# SnowEx vs. Fisher



## WM8 (Aug 8, 2020)

Good evening. New member here. I am deciding between a Fisher XV2 or Snow Ex HDV. Im leaning towards the Snow Ex for the hookup system and down pressure though I like the longevity of the Fisher brand. I did a search and didn't find much info on the Snow Ex, so if you own one or can comment on the quality of the unit, etc. the information would be greatly appreciated. Dealer support will be about the same distance from my house either. THANKS in advance!


----------



## cwren2472 (Aug 15, 2014)

Fisher has been around a lot longer than SnowEx but both are owned by the same parent company so longevity shouldn't be an issue. SnowEx started out as a rebrand of Blizzard but has now become it's own brand which has absorbed some models from it's sister companies.

I can't say I've heard of anyone with down pressure on a SnowEx V. Frankly, I've not had anyone complaining that the 950 lb XV2 is too light to scrape well. Downpressure seems to be more popular on the 400ish lb plows. BOSS does offer it now but I haven't heard of anyone using it on one of those either.

I think @Mark Oomkes has a larger SnowEx but don't recall if he mentioned it having downpressure.


----------



## Mark Oomkes (Dec 10, 2000)

All my plows have downpressure...gravity.


----------



## WM8 (Aug 8, 2020)

Great thank you, and like you've pointed out a 950 pound object seemingly has plenty of downward force. Mark any issues with your SnowEx?


----------



## BlackBeauty (Aug 29, 2017)

I have a SnowEx LT7200 on a 2001 Mazda pickup. I've never plowed with anything else but shows it over the Western Defender for the mounting system. The a
Automatixx is something I really like. And the down pressure is nice because the plow and truck are light in my case


----------



## Nightdragon (Sep 18, 2020)

This will be my first year with a SnowEx plow. Had a Meyer straight blade for a few years, A Western V for about a year.
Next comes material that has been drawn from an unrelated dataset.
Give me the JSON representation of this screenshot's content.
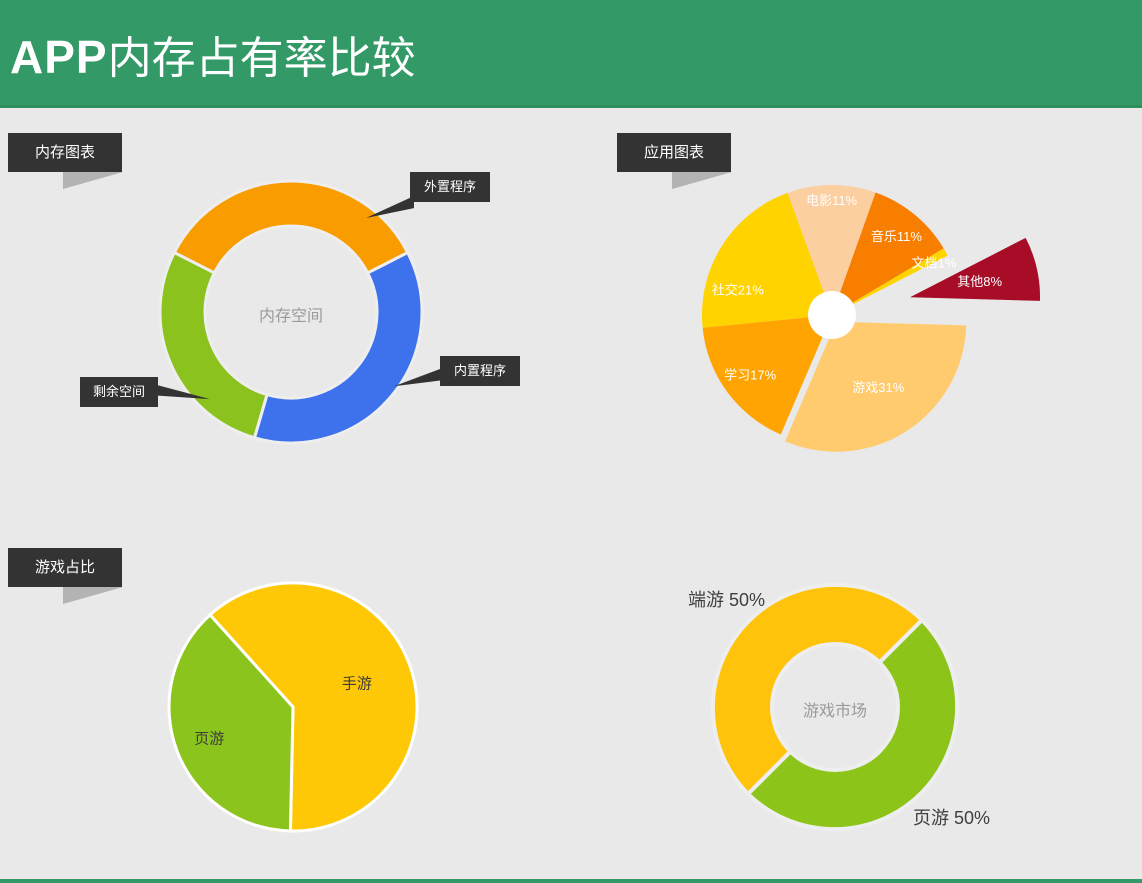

This summer I picked up a HDV 9’6 for my F250. Definitely a beast of a plow, heavily built and really don’t see the need for the down pressure but it’s a nice feature to have if needed. Will have to see how it performs here in the UP of Michigan.


----------



## Kvston (Nov 30, 2019)

cwren2472 said:


> Fisher has been around a lot longer than SnowEx but both are owned by the same parent company so longevity shouldn't be an issue. SnowEx started out as a rebrand of Blizzard but has now become it's own brand which has absorbed some models from it's sister companies.
> 
> I can't say I've heard of anyone with down pressure on a SnowEx V. Frankly, I've not had anyone complaining that the 950 lb XV2 is too light to scrape well. Downpressure seems to be more popular on the 400ish lb plows. BOSS does offer it now but I haven't heard of anyone using it on one of those either.
> 
> I think @Mark Oomkes has a larger SnowEx but don't recall if he mentioned it having downpressure.


I have a friend with a 9'2" boss with downpressure. He likes it. Says he gets better back dragging.

I have the 9'6" XV2 and I don't need downpressure. Works great for backdragging lots and drives. Can't speak to the snow ex but I can say all the Fisher I've run flat out work.


----------